PBMR facing massive cuts
South Africa has stopped funding the development of the pebble bed modular reactor, leaving the project company looking at 75% cuts in staff.
South Africa has stopped funding the development of the pebble bed modular reactor, leaving the project company looking at 75% cuts in staff.
A statement from the company said "directors are contemplating a large-scale restructuring" to "reduce costs and extend the operating life of the company."
"This will potentially involve a significant reduction of approximately 75% of the employee complement, which currently comprises more than 800 people."
PBMR Pty is owned by Eskom, the South African state's power company, which has long struggled to meet growing demand for power in the country. Plans made for a mass order of pressurized water reactors in early 2008 were put on hold, and then came the global recession. The Department of Public Enterprises that funds Eskom was not answering calls to confirm the details of its decision.
Reactor concept for sale
PBMR said the resources currently available would not sustain the current structure and the future depends on discussions with existing investors "to determine their conditions for further investments."
Reactor vendor, technology and fuel company Westinghouse has a minority stake in the demonstration plant PBMR had hoped to build, but this project effectively halted some months ago. There has also been cooperation for several years with Tsinghua University scientists working on a similar high-temperature reactor concept for China.
PBMR's most recent connection was with Mitsubishi Heavy Industries, which signed a memorandum of understanding for collaboration in the development of the PBMR technology.

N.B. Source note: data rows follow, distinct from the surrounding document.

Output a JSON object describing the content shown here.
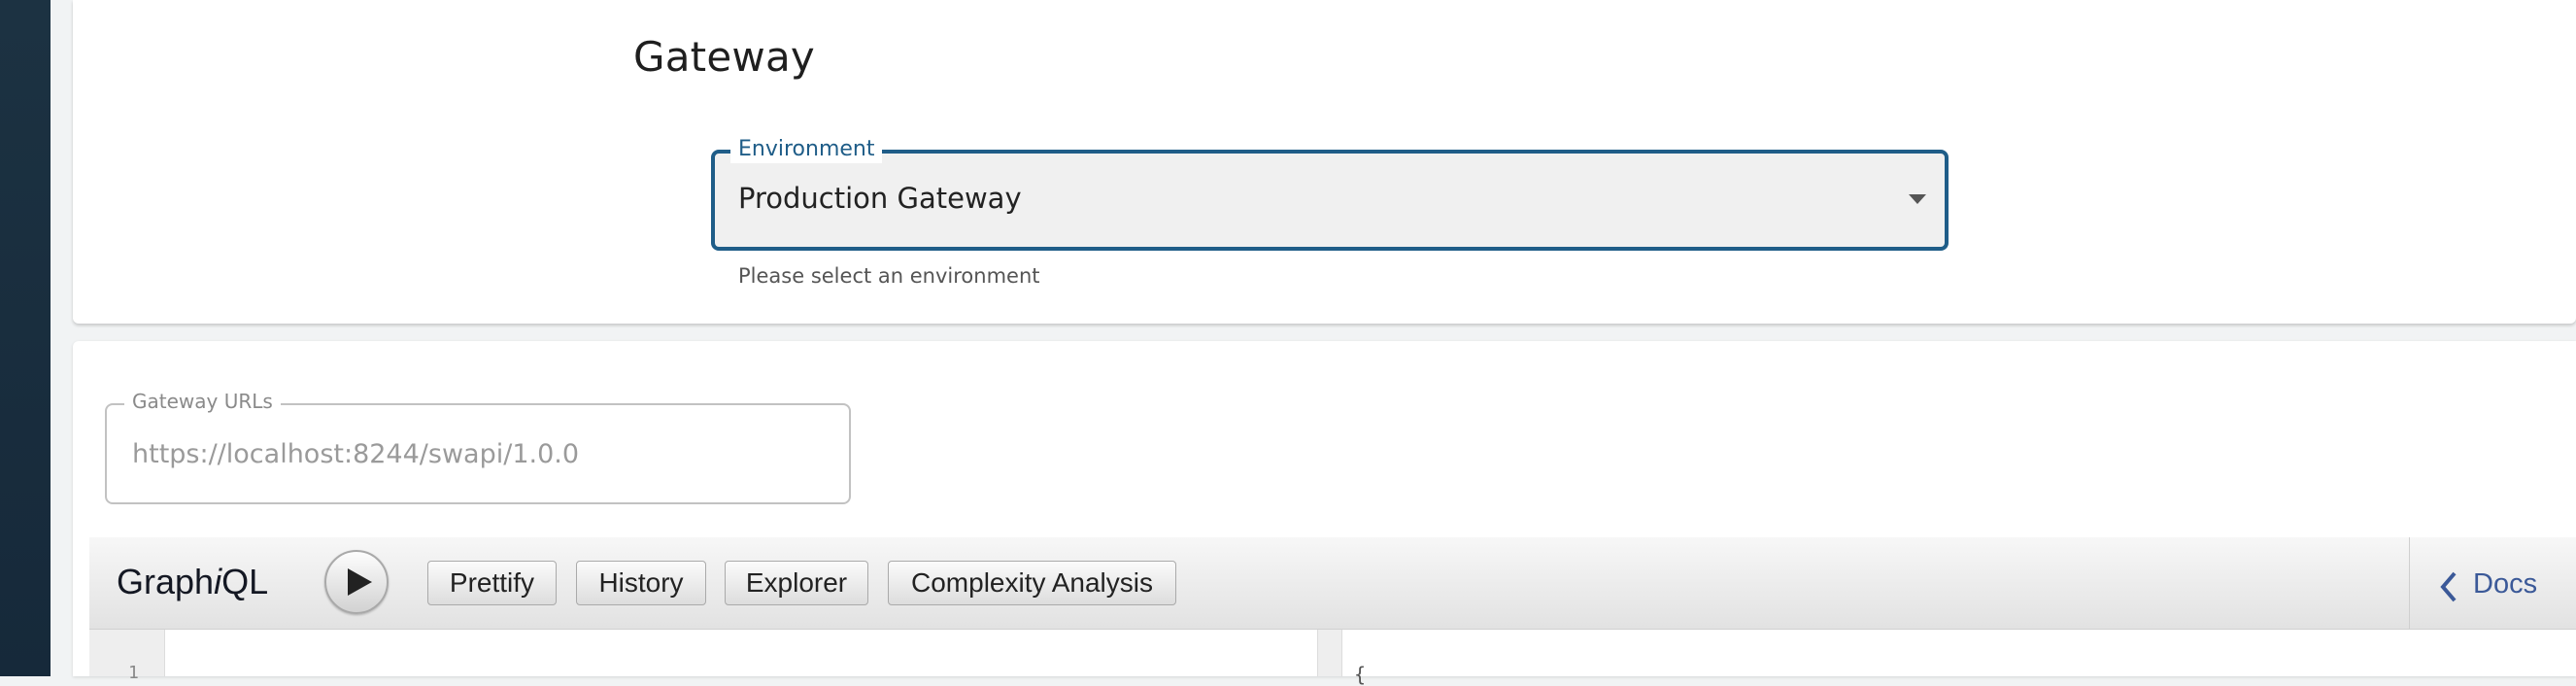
{
  "gateway_section": {
    "title": "Gateway",
    "environment": {
      "legend": "Environment",
      "value": "Production Gateway",
      "helper": "Please select an environment"
    }
  },
  "gateway_urls": {
    "legend": "Gateway URLs",
    "value": "https://localhost:8244/swapi/1.0.0"
  },
  "graphiql": {
    "title_pre": "Graph",
    "title_italic": "i",
    "title_post": "QL",
    "buttons": {
      "prettify": "Prettify",
      "history": "History",
      "explorer": "Explorer",
      "complexity": "Complexity Analysis"
    },
    "docs_label": "Docs",
    "editor": {
      "gutter_text": "1",
      "result_text": "{"
    }
  },
  "colors": {
    "accent": "#1f5d88",
    "sidebar": "#1c3242",
    "docs_link": "#3b5998"
  },
  "icons": {
    "run": "play-icon",
    "docs": "chevron-left-icon",
    "select": "caret-down-icon"
  }
}
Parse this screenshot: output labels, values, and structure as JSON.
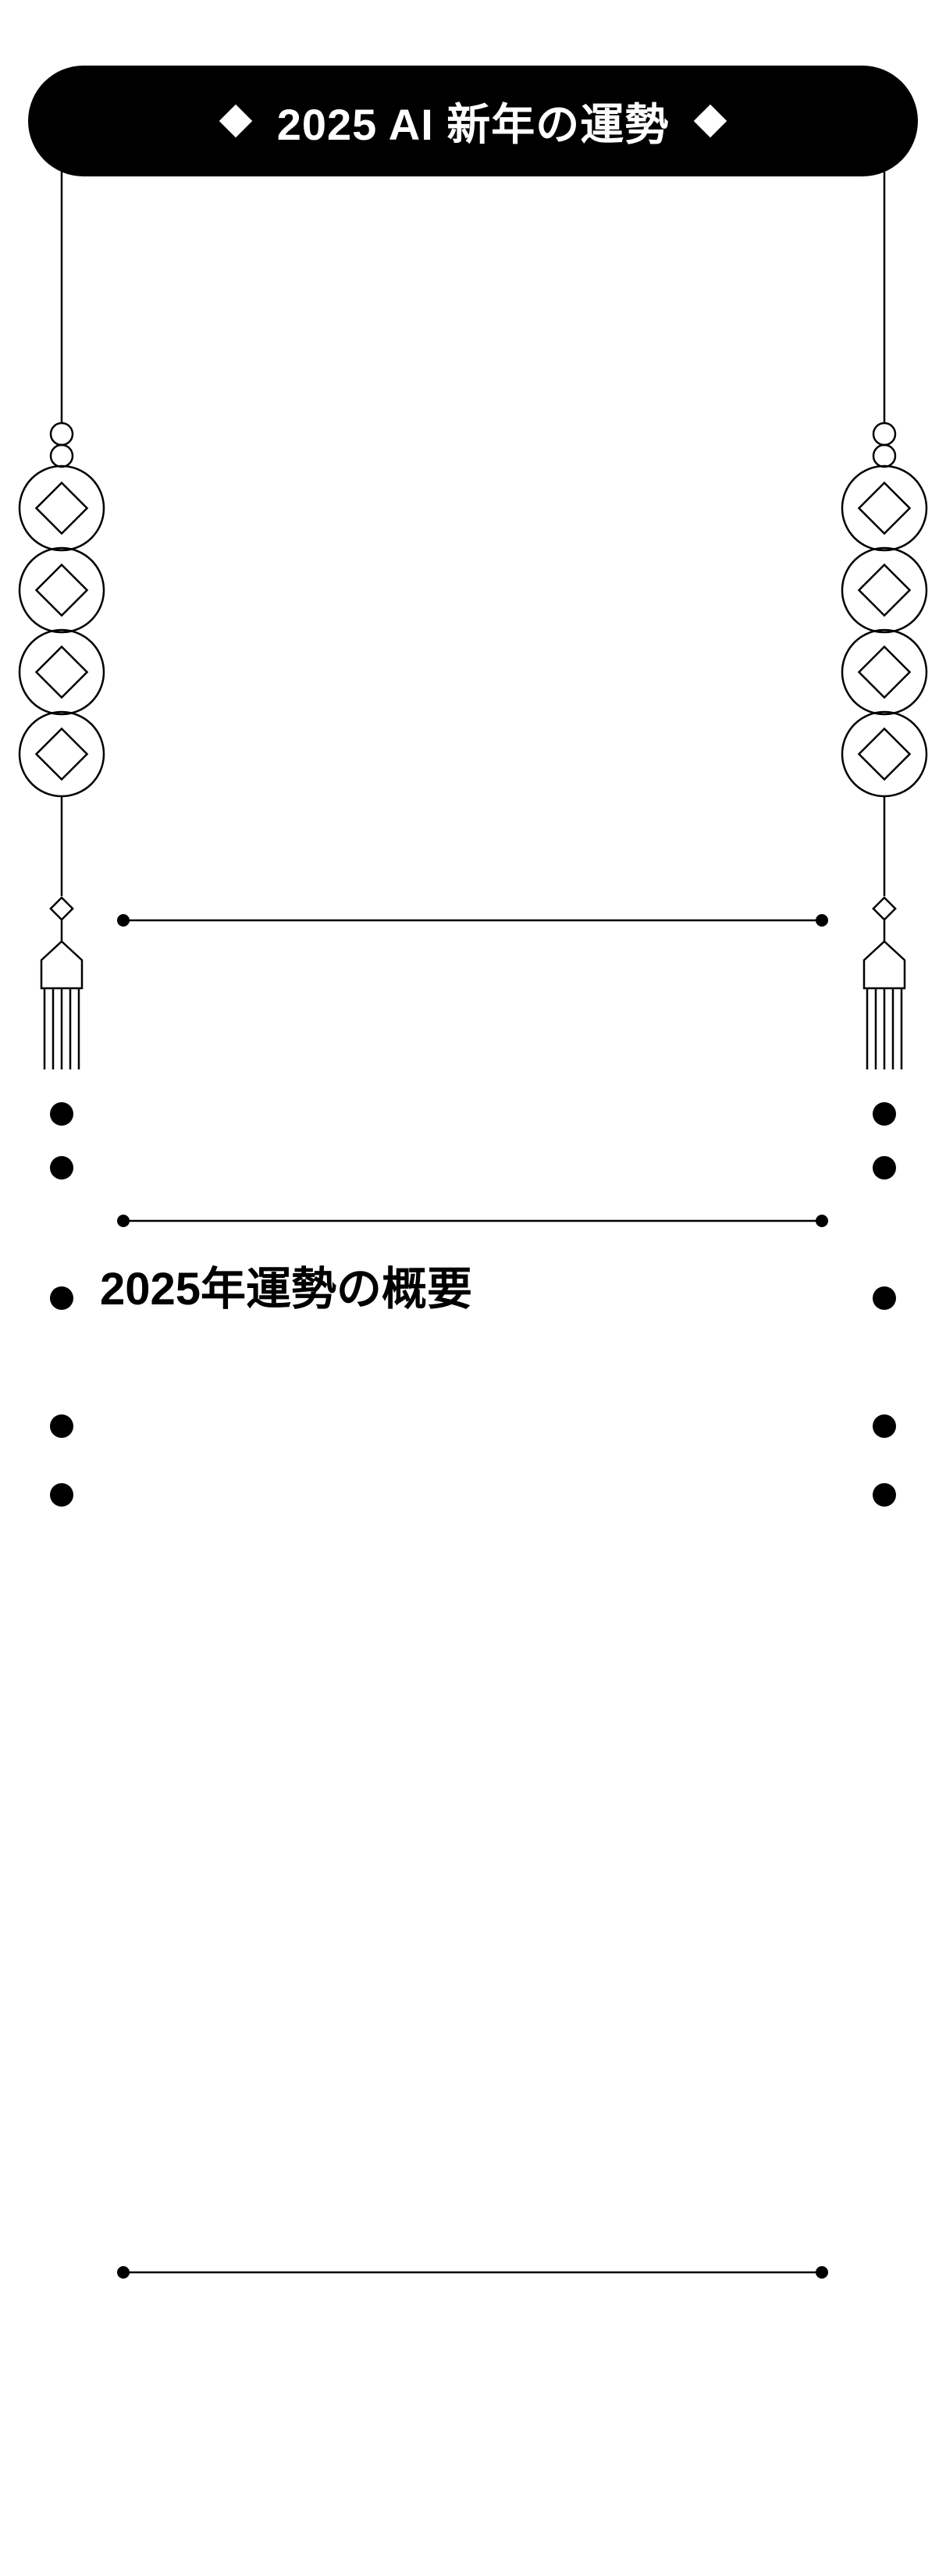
{
  "header": {
    "title": "2025 AI 新年の運勢",
    "left_ornament_icon": "diamond-icon",
    "right_ornament_icon": "diamond-icon"
  },
  "summary_section": {
    "title": "2025年運勢の概要"
  },
  "colors": {
    "ink": "#000000",
    "paper": "#ffffff"
  }
}
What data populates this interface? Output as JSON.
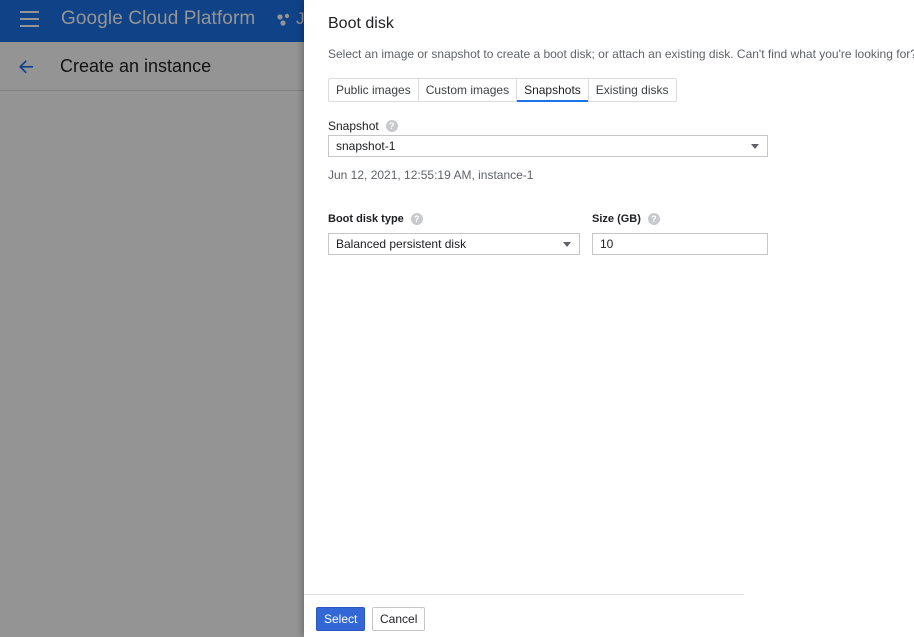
{
  "app": {
    "product_name": "Google Cloud Platform",
    "project_truncated": "J",
    "page_title": "Create an instance"
  },
  "panel": {
    "title": "Boot disk",
    "description": "Select an image or snapshot to create a boot disk; or attach an existing disk. Can't find what you're looking for?",
    "tabs": [
      {
        "label": "Public images",
        "active": false
      },
      {
        "label": "Custom images",
        "active": false
      },
      {
        "label": "Snapshots",
        "active": true
      },
      {
        "label": "Existing disks",
        "active": false
      }
    ],
    "snapshot": {
      "label": "Snapshot",
      "value": "snapshot-1",
      "info": "Jun 12, 2021, 12:55:19 AM, instance-1"
    },
    "disk_type": {
      "label": "Boot disk type",
      "value": "Balanced persistent disk"
    },
    "size": {
      "label": "Size (GB)",
      "value": "10"
    },
    "buttons": {
      "select": "Select",
      "cancel": "Cancel"
    }
  },
  "colors": {
    "brand_blue": "#1a73e8",
    "primary_button": "#3367d6"
  }
}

The PBMR design draws on long proven German technology and has been under development in South Africa since the early 1990s. It is a high-temperature gas-cooled reactor (HTR) which uses fuel spheres of silicon carbide-coated uranium particles encased in graphite, with helium as the coolant. This gives the reactor a high degree of passive safety, exploiting inherent safety characteristics depending on the physical properties of the system without the need for intervention. The ability to produce hot steam at 750°C means the PBMR can supply process heat as well as generating electricity, and its small size makes it particularly suited to applications in areas lacking a fully developed transmission grid.
Much work took place on a 400 MWt (165 MWe) reactor using a full-scale Brayton cycle gas turbine, but in 2009 PBMR Pty decided to focus on a 200 MWt (80 MWe) design using a conventional Rankine cycle enabling it to produce steam and to generate electricity.
According to MHI executive vice-president and general manager of nuclear energy systems Akira Sawa, the possibility of going back to the original plan should not be dismissed. "The possibility that PBMR may in future still want to pursue the direct cycle, gas-turbine design, should not be ruled out," he said, noting the future potential uses stemming from the higher output temperatures achievable from such reactor systems.